We already heard, the week that Dymond Milburn `became news’, that sex workers in the United States face police violence, and if you didn’t already know that African American women and girls face police violence and, even more, police sanctioned violence, A.C. Thompson’s “Katrina’s Hidden Race War” and Rebecca Solnit’s “The Grinning Skull: The Homicides You Didn’t Hear About in Hurricane Katrina” would remind you. Brent Staples has seen “Without Sanctuary”, an exhibition that exposes U.S. lynching cultural histories, and knows that “lynching … was a method of social control”. A Black girl in Texas, a state notorious for the quantity and quality of lynchings, hung to a tree for safety and freedom. Welcome to the 21st century.

White supremacist violence against Black people, Black communities, Black knowledge and culture, is not new. State violence against Black girls is not new. State use of sex and sexuality – what were you doing on that street or what were you doing out at that late hour – to justify violence against women, and in particular against Black women, is not new and is not news.

The occlusion of sexual violence that lies at the heart of all power relationships and hierarchies is also not new and never makes the news. Writing about the case of Brian Gene Nichols, accused and convicted to many life sentences without parole, for having beaten a courthouse sheriff’s deputy, and having killed a judge, a court reporter, a sheriff’s deputy, and an off-duty federal officer,  Marie Tesler finds that what is continually scanted, or not reported at all, is that Nichol’s initial charge was one of sexual assault, and it’s one that proved exceedingly difficult for a jury to take seriously. When it comes to sexual violence, the jury is always out. For Tesler, “Domestic violence and sexual violence are the DNA of violence throughout society. It’s where violence begins.”

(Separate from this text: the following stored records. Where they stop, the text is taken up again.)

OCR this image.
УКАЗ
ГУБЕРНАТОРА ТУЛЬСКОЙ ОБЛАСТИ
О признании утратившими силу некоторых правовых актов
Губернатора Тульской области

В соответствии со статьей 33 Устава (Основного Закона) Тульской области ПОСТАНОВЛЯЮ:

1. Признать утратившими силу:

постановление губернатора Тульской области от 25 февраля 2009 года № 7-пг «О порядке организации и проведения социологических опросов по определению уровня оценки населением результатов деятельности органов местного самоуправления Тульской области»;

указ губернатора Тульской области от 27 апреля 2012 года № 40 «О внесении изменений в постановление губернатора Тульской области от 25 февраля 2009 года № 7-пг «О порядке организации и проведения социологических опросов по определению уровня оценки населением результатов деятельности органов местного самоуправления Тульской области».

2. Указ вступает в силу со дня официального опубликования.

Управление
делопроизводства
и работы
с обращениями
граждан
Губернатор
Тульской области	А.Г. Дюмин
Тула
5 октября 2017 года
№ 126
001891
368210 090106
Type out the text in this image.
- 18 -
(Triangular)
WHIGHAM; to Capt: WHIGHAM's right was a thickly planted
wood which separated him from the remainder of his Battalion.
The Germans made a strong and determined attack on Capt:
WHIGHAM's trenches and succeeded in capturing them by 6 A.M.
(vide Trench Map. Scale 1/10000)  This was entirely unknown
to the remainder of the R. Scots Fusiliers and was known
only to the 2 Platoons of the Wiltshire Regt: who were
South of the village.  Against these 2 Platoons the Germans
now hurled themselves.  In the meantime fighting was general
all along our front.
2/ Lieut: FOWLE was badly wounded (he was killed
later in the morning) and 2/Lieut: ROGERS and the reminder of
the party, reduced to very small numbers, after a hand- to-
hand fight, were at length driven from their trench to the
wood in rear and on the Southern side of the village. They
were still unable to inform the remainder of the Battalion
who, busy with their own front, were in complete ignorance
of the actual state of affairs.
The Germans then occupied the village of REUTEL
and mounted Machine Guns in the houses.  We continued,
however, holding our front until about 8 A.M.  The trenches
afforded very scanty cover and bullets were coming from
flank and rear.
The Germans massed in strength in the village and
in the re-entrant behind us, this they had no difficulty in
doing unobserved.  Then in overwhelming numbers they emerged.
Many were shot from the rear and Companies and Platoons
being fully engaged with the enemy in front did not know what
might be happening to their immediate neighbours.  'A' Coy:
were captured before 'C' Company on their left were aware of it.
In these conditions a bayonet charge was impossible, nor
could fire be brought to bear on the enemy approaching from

What if the story involved the DRC, rather than Texas, and the Black girl was Clara, instead of Dymond: “That night I was coming back from my sister’s home when I was accosted by men in civilian clothes in a jeep with blacked-out windows at about 8pm. They showed me police badges,” she said. The men told Clara she was not allowed to be outside in the night and she climbed into their car expecting to be driven home to her parents. But the men drove her to the Ngaba district of Kinshasa where they ordered her to pay a 70 000 CDF ($120) fine. “I told them: ‘I am young. I do not have that kind of money.’ But they took the 1 500 CDF (about $3) that I had on me and my gold chain as money for transport,” she said. “Then they took me to a dark place. As two men raped me, the driver watched,” she said, adding that the men “gave me a lot of pain. I still have pain”.” What’s the distance between men who are police and men who claim to be police, between men who rape and men who `merely’ beat and injure, between fines and arrests, between Kinshasa and Galveston or Atlanta or New Orleans or wherever you are at this moment? The distance is important, and so is the shared space.

As more men commit more rape and sexual violence more intensely and furiously in one part of a country, others begin to do so in another. Call it liquidity. The cleansing niceties of geopolitical distance, rural – metropolitan or periphery – capital or dangerous – safe or bare life – my life, are worse than alibis. From the Democratic Republic of the Congo to the democratic United States of America, sexual violence, and even more the refusal by State and civil society to acknowledge and address sexual violence, `inspires’ rampage, and then the world expresses shock and horror, again, at the brutes and savages, once more. Pain is the currency, it is a quantity: “they gave me a lot of pain.” Pain is the trace, it is a quality: “I still have pain.” In patriarchy, pain has ever been the gift women are meant to receive. In global capital, women’s pain, in particular the pain of Black women, in particular the police sanctioned pain of Black women, is identity. Because the pain is identical and cannot be in dispute, no distance divides Dymond from Clara. Where is the State that acknowledges their pain and does more than acknowledge? Where are the reparations? Where is the place where justice, rather than violence, begins?